"Revoir Cimabue. Aux origines de la peinture italienne"

Article de MJ et A. Walter Scampucci

Jusqu’au 12 mai 2025 a lieu, au Musée du Louvre à Paris, une exposition intitulée « Revoir Cimabue. Aux origines de la peinture italienne ».

Exposition revoir Cimabue-Au origine de la peinture italienne-Musanostra
Exposition au Louvre du 22 janvier au 12 mai 2025 - Revoir Cimabue aux origines de la peinture italienne

Né vraisemblablement en 1240 à Florence et mort à Pise en 1302, CIMABUE est relativement méconnu en France, parfois confondu avec certains de ses contemporains. Il est aujourd’hui considéré comme un artiste majeur de la peinture italienne de la Renaissance, un grand précurseur, le maître de GIOTTO et de DUCCIO entre autres.

Son œuvre la plus connue en France est la Maesta (c’est-à-dire la Vierge en majesté) dite « du Louvre » puisque c’est là qu’elle est conservée. Elle vient tout juste d’être restaurée.
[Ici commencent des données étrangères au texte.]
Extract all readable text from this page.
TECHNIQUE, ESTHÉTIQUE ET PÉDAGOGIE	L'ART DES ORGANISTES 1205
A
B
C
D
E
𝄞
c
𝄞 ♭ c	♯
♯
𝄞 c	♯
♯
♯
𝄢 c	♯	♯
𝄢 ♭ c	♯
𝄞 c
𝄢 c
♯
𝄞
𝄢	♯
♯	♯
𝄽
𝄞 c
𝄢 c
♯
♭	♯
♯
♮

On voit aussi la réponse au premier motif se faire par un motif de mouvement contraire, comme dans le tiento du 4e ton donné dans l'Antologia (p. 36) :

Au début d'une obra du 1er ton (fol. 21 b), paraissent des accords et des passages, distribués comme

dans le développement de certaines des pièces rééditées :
La Maesta est une représentation de la Vierge Marie assise, entourée d’anges, et tenant l’enfant Jésus sur ses genoux. Ce type de tableau est répandu à cette époque, on trouve des Maesta de CIMABUE également à Florence et à Assise, de DUCCIO à Florence, à Sienne et à Massa Marittima, de GIOTTO à Florence, de SIMONE MARTINI et de LIPPO MEMMI à Sienne, de LORENZETTI à Massa Marittima, du Maître de San Martino à Pise.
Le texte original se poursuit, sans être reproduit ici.